The Power of Models to Algorithmically Balance and Tune Your Revenue Engine

Sales modeling is both an art and science. This is true even in the most data-driven organizations.

But the speed and complexity of modern selling has made modeling an essential tool for tuning and running your revenue operation system. For example, modeling is increasingly critical to sales resource allocation due to rapidly changing customer behavior, shorter product life cycles, and the complexity of omnichannel selling.

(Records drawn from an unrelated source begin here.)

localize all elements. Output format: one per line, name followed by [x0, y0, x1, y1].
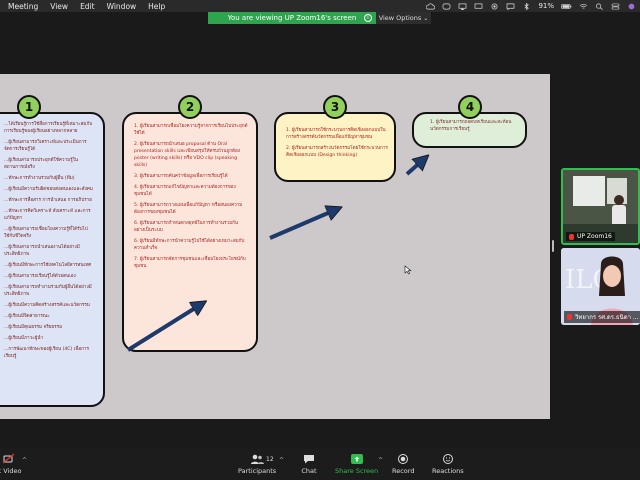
learning-card-2: 1. ผู้เรียนสามารถเชื่อมโยงความรู้จากการเ…	[122, 112, 258, 352]
step-badge-1: 1	[17, 95, 41, 119]
participant-name-tag: วิทยากร รศ.ดร.ธนิดา ...	[564, 311, 640, 323]
shared-screen-content: ...ได้เรียนรู้การใช้สื่อการเรียนรู้ที่เห…	[0, 74, 550, 419]
card4-line: 1. ผู้เรียนสามารถถอดบทเรียนและสะท้อนนวัต…	[430, 120, 512, 132]
view-options-label: View Options	[378, 14, 422, 22]
viewing-screen-banner: You are viewing UP Zoom16's screen i	[208, 12, 376, 24]
view-options-button[interactable]: View Options ⌄	[376, 12, 431, 24]
participants-label: Participants	[238, 467, 277, 475]
arrow-step-3-4	[405, 160, 423, 176]
card1-line: ...ผู้เรียนมีภาวะผู้นำ	[4, 336, 44, 342]
menu-edit[interactable]: Edit	[74, 2, 101, 11]
participants-count: 12	[266, 456, 274, 463]
card2-line: 3. ผู้เรียนสามารถค้นคว้าข้อมูลเพื่อการเร…	[134, 173, 228, 179]
siri-icon[interactable]	[627, 3, 636, 10]
participant-name: วิทยากร รศ.ดร.ธนิดา ...	[575, 314, 639, 321]
cloud-icon[interactable]	[426, 2, 436, 10]
participants-icon	[251, 454, 265, 464]
reactions-button[interactable]: Reactions	[432, 453, 464, 475]
card1-line: ...ผู้เรียนมีทักษะการใช้เทคโนโลยีสารสนเท…	[4, 263, 92, 269]
chevron-down-icon: ⌄	[423, 14, 429, 22]
card3-line: 2. ผู้เรียนสามารถสร้างนวัตกรรมโดยใช้กระบ…	[286, 145, 388, 158]
start-video-button[interactable]: rt Video	[0, 453, 22, 475]
card1-line: ...ทักษะการคิดวิเคราะห์ สังเคราะห์ และกา…	[4, 209, 91, 222]
participant-video-speaker[interactable]: ILC วิทยากร รศ.ดร.ธนิดา ...	[561, 248, 640, 325]
participants-chevron-icon[interactable]: ^	[279, 457, 284, 464]
menu-help[interactable]: Help	[142, 2, 171, 11]
learning-card-1: ...ได้เรียนรู้การใช้สื่อการเรียนรู้ที่เห…	[0, 112, 105, 407]
card2-line: 1. ผู้เรียนสามารถเชื่อมโยงความรู้จากการเ…	[134, 124, 248, 136]
arrow-step-2-3	[269, 210, 335, 240]
chat-label: Chat	[301, 467, 317, 475]
monitor-icon[interactable]	[474, 3, 483, 10]
card2-line: 7. ผู้เรียนสามารถจัดการชุมชนและเชื่อมโยง…	[134, 256, 246, 269]
card2-line: 6. ผู้เรียนมีทักษะการนำความรู้ไปใช้ได้อย…	[134, 238, 245, 251]
card1-line: ...ผู้เรียนสามารถวิเคราะห์และประเมินการจ…	[4, 139, 87, 152]
microphone-muted-icon	[569, 233, 574, 240]
card1-line: ...ผู้เรียนสามารถทำงานร่วมกับผู้อื่นได้อ…	[4, 285, 92, 298]
share-screen-button[interactable]: Share Screen	[335, 453, 378, 475]
video-options-chevron-icon[interactable]: ^	[22, 457, 27, 464]
card1-line: ...ผู้เรียนสามารถเรียนรู้ได้ด้วยตนเอง	[4, 274, 76, 280]
start-video-label: rt Video	[0, 467, 22, 475]
panel-resize-handle[interactable]	[552, 240, 554, 252]
menu-view[interactable]: View	[44, 2, 74, 11]
control-center-icon[interactable]	[611, 3, 620, 10]
viewing-screen-text: You are viewing UP Zoom16's screen	[227, 14, 357, 22]
record-icon	[398, 454, 409, 464]
zoom-window: Meeting View Edit Window Help 91% You ar…	[0, 0, 640, 480]
menu-meeting[interactable]: Meeting	[2, 2, 44, 11]
share-screen-icon	[350, 454, 363, 464]
meeting-control-bar: rt Video ^ Participants 12 ^ Chat	[0, 448, 640, 480]
card1-line: ...การพัฒนาทักษะของผู้เรียน (4C) เพื่อกา…	[4, 347, 89, 360]
card1-line: ...ผู้เรียนสามารถนำเสนองานได้อย่างมีประส…	[4, 245, 80, 257]
bluetooth-icon[interactable]	[522, 2, 531, 10]
record-status-icon[interactable]	[490, 3, 499, 10]
chat-status-icon[interactable]	[506, 3, 515, 10]
mac-menubar: Meeting View Edit Window Help 91%	[0, 0, 640, 12]
card3-line: 1. ผู้เรียนสามารถใช้กระบวนการคิดเชิงออกแ…	[286, 128, 386, 140]
battery-percentage: 91%	[538, 2, 554, 10]
participant-name-tag: UP Zoom16	[566, 232, 615, 241]
card2-line: 2. ผู้เรียนสามารถนำเสนอ proposal ด้าน Or…	[134, 141, 241, 168]
menubar-status-area: 91%	[426, 0, 636, 12]
card1-line: ...ได้เรียนรู้การใช้สื่อการเรียนรู้ที่เห…	[4, 122, 93, 134]
card2-line: 5. ผู้เรียนสามารถวางแผนเพื่อแก้ปัญหา หรื…	[134, 202, 243, 215]
card1-line: ...ทักษะการสื่อสาร การนำเสนอ การอภิปราย	[4, 198, 92, 204]
step-badge-3: 3	[323, 95, 347, 119]
card2-line: 6. ผู้เรียนสามารถกำหนดกลยุทธ์ในการทำงานร…	[134, 220, 239, 233]
info-icon[interactable]: i	[364, 14, 372, 22]
card1-line: ...ผู้เรียนมีความรับผิดชอบต่อตนเองและสัง…	[4, 186, 93, 192]
zoom-status-icon[interactable]	[442, 3, 451, 10]
mouse-cursor-icon	[404, 265, 412, 275]
participant-video-up-zoom16[interactable]: UP Zoom16	[561, 168, 640, 245]
wifi-icon[interactable]	[579, 3, 588, 10]
search-icon[interactable]	[595, 3, 604, 10]
card1-line: ...ผู้เรียนมีคุณธรรม จริยธรรม	[4, 325, 63, 331]
step-badge-2: 2	[178, 95, 202, 119]
airplay-icon[interactable]	[458, 3, 467, 10]
card1-line: ...ทักษะการทำงานร่วมกับผู้อื่น (ทีม)	[4, 175, 75, 181]
card2-line: 4. ผู้เรียนสามารถแก้ไขปัญหาและความต้องกา…	[134, 184, 236, 197]
microphone-muted-icon	[567, 314, 572, 320]
menu-window[interactable]: Window	[101, 2, 143, 11]
reactions-icon	[442, 454, 453, 464]
card1-line: ...ผู้เรียนสามารถเชื่อมโยงความรู้ที่ได้ร…	[4, 227, 88, 239]
card1-line: ...ผู้เรียนมีจิตสาธารณะ	[4, 314, 50, 320]
battery-icon[interactable]	[561, 3, 572, 10]
reactions-label: Reactions	[432, 467, 464, 475]
card1-line: ...ผู้เรียนมีความคิดสร้างสรรค์และนวัตกรร…	[4, 303, 90, 309]
chat-button[interactable]: Chat	[301, 453, 317, 475]
card1-line: ...ผู้เรียนสามารถประยุกต์ใช้ความรู้ในสถา…	[4, 157, 78, 170]
chat-icon	[304, 455, 314, 464]
learning-card-3: 1. ผู้เรียนสามารถใช้กระบวนการคิดเชิงออกแ…	[274, 112, 396, 182]
participant-name: UP Zoom16	[577, 233, 612, 240]
record-button[interactable]: Record	[392, 453, 414, 475]
record-label: Record	[392, 467, 415, 475]
share-chevron-icon[interactable]: ^	[378, 457, 383, 464]
share-screen-label: Share Screen	[335, 467, 379, 475]
video-off-icon	[2, 453, 15, 464]
step-badge-4: 4	[458, 95, 482, 119]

Managing a selling system requires constantly monitoring and rebalancing the seven interrelated inputs against corporate growth goals and resource constraints. For example, you will need to change the size, segmentation, and emphasis of your selling channels as buyers move to online channels or require higher levels of support. When demand shifts or new markets emerge, you will need to reset your sales territories and market segments. And adjusting the way you engage and treat customers based on their changing needs and potential is a never-ending exercise.